How to choose the reward function for the cart-pole inverted pendulum task

3k Views Asked by At

I am new in python or any programming language for that matter. For months now I have been working on stabilising the inverted pendulum. I have gotten everything working but struggling to get the right reward function. So far, after researching and trials and fails, the best I could come up with is

R=(x_dot**2)+0.001*(x**2)+0.1*(theta**2)

But I don't get to stability, this being theta=0 long enough.

Does anyone has an idea of the logic behind the ideal reward function?
Thank you.

2

There are 2 best solutions below

1
On

I am working on inverted pendulum too. I found the following reward function which I am trying.

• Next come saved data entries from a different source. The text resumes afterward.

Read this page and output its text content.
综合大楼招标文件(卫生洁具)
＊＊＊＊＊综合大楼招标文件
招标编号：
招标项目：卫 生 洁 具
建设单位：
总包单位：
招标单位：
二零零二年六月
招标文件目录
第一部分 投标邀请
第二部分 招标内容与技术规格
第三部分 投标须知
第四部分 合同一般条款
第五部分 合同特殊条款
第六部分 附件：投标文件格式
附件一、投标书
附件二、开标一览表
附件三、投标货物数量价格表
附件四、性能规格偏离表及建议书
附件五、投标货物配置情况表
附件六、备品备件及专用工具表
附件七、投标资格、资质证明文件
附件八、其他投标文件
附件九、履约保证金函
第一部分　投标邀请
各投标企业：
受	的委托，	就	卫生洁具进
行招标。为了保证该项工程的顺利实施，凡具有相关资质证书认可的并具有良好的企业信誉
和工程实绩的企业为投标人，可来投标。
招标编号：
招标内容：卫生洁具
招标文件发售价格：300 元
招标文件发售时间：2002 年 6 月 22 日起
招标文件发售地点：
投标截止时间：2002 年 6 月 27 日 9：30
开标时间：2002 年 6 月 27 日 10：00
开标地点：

costs = angle_normalise((th)**2 +.1*thdot**2 + .001*(action**2))
# normalize between -pi and pi
reward=-costs

but still have a problem in choosing the actions, maybe we can discuss.

0
On

For just the balancing problem (not the swing-up), even a binary reward is enough. Something like

  • Always 0, then -1 when the pole falls. Or,
  • Always 1, then 0 when the pole falls.

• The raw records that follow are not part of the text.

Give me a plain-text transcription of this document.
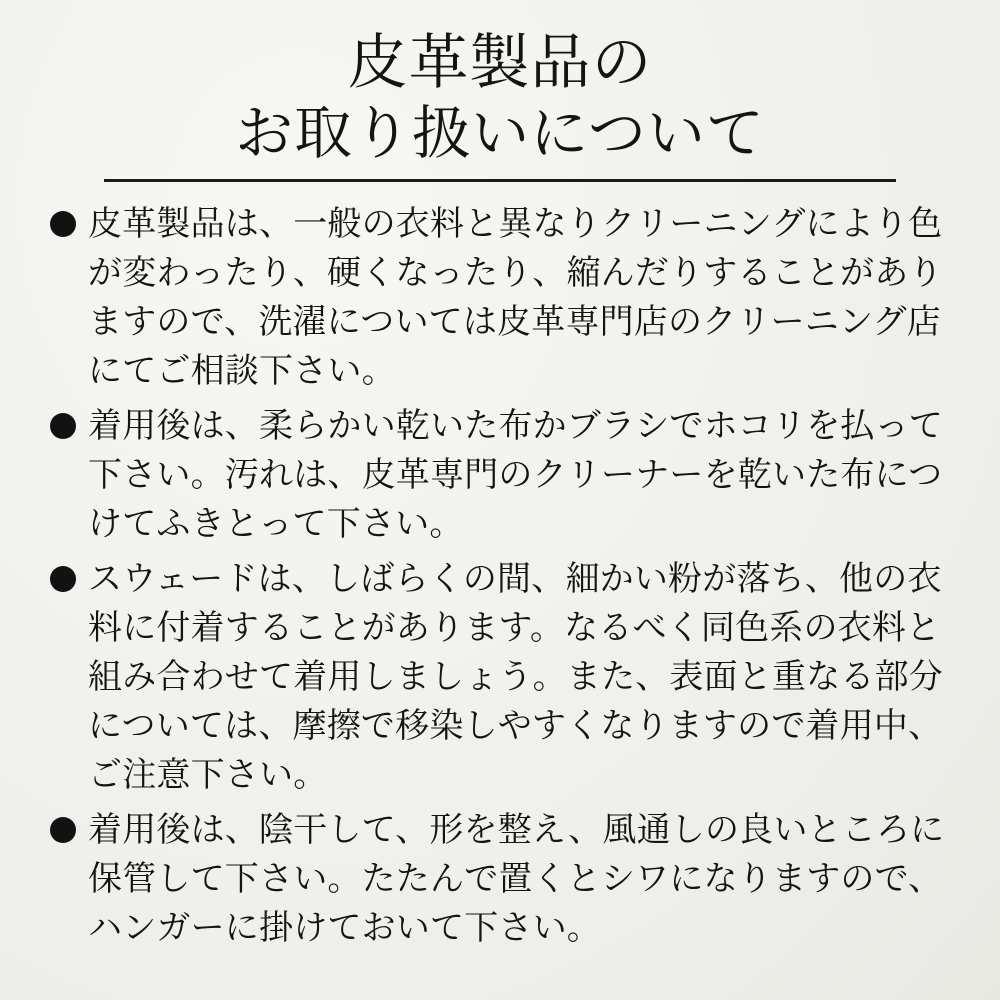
皮革製品の
お取り扱いについて
皮革製品は、一般の衣料と異なりクリーニングにより色が変わったり、硬くなったり、縮んだりすることがありますので、洗濯については皮革専門店のクリーニング店にてご相談下さい。
着用後は、柔らかい乾いた布かブラシでホコリを払って下さい。汚れは、皮革専門のクリーナーを乾いた布につけてふきとって下さい。
スウェードは、しばらくの間、細かい粉が落ち、他の衣料に付着することがあります。なるべく同色系の衣料と組み合わせて着用しましょう。また、表面と重なる部分については、摩擦で移染しやすくなりますので着用中、ご注意下さい。
着用後は、陰干して、形を整え、風通しの良いところに保管して下さい。たたんで置くとシワになりますので、ハンガーに掛けておいて下さい。
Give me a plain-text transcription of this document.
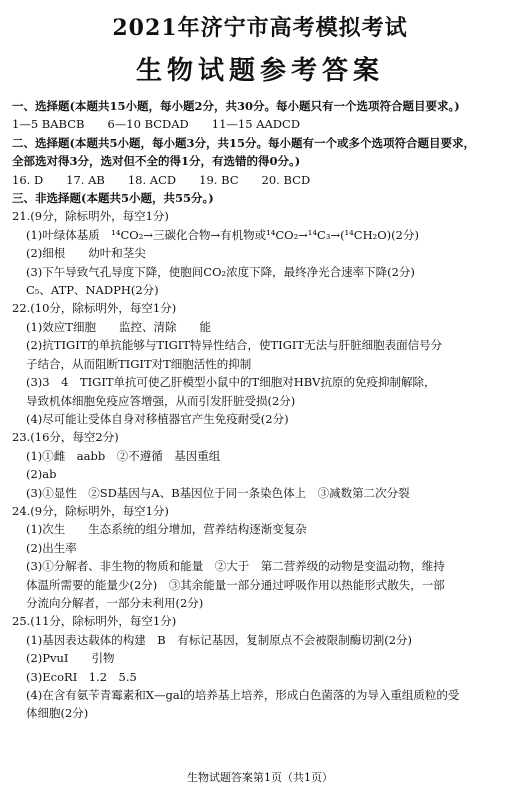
2021年济宁市高考模拟考试
生物试题参考答案
一、选择题(本题共15小题，每小题2分，共30分。每小题只有一个选项符合题目要求。)
1—5 BABCB　　6—10 BCDAD　　11—15 AADCD
二、选择题(本题共5小题，每小题3分，共15分。每小题有一个或多个选项符合题目要求，
全部选对得3分，选对但不全的得1分，有选错的得0分。)
16. D　　17. AB　　18. ACD　　19. BC　　20. BCD
三、非选择题(本题共5小题，共55分。)
21.(9分，除标明外，每空1分)
(1)叶绿体基质　¹⁴CO₂→三碳化合物→有机物或¹⁴CO₂→¹⁴C₃→(¹⁴CH₂O)(2分)
(2)细根　　幼叶和茎尖
(3)下午导致气孔导度下降，使胞间CO₂浓度下降，最终净光合速率下降(2分)
C₅、ATP、NADPH(2分)
22.(10分，除标明外，每空1分)
(1)效应T细胞　　监控、清除　　能
(2)抗TIGIT的单抗能够与TIGIT特异性结合，使TIGIT无法与肝脏细胞表面信号分
子结合，从而阻断TIGIT对T细胞活性的抑制
(3)3　4　TIGIT单抗可使乙肝模型小鼠中的T细胞对HBV抗原的免疫抑制解除，
导致机体细胞免疫应答增强，从而引发肝脏受损(2分)
(4)尽可能让受体自身对移植器官产生免疫耐受(2分)
23.(16分，每空2分)
(1)①雌　aabb　②不遵循　基因重组
(2)ab
(3)①显性　②SD基因与A、B基因位于同一条染色体上　③减数第二次分裂
24.(9分，除标明外，每空1分)
(1)次生　　生态系统的组分增加，营养结构逐渐变复杂
(2)出生率
(3)①分解者、非生物的物质和能量　②大于　第二营养级的动物是变温动物，维持
体温所需要的能量少(2分)　③其余能量一部分通过呼吸作用以热能形式散失，一部
分流向分解者，一部分未利用(2分)
25.(11分，除标明外，每空1分)
(1)基因表达载体的构建　B　有标记基因，复制原点不会被限制酶切割(2分)
(2)PvuⅠ　　引物
(3)EcoRⅠ　1.2　5.5
(4)在含有氨苄青霉素和X—gal的培养基上培养，形成白色菌落的为导入重组质粒的受
体细胞(2分)
生物试题答案第1页（共1页）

Which one to use depends on the algorithm used, the discount factor and the episode horizon. Anyway, the task is easy and both will do their job.

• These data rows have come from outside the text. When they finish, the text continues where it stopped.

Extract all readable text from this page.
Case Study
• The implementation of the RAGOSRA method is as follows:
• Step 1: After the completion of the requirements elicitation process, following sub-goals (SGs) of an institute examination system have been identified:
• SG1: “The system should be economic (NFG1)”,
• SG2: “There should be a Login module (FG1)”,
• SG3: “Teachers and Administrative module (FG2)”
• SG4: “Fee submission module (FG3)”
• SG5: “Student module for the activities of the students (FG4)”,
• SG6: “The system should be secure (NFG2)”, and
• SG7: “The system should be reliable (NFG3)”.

For the swing-up task (harder than just balancing, as the pole starts upside down and you need to swing it up by moving the cart) it is better to have a reward depending on the state. Usually, the simple cos(theta) is fine. You can also add a penalty for the angle velocity and for the action, in order to prefer slow-changing smooth trajectory. You can also add a penalty if the cart goes out of the boundaries of the x coordinate.
A cost including all these terms would look like this

reward = cos(theta) - 0.001*theta_d.^2 - 0.0001*action.^2 - 100*out_of_bound(x)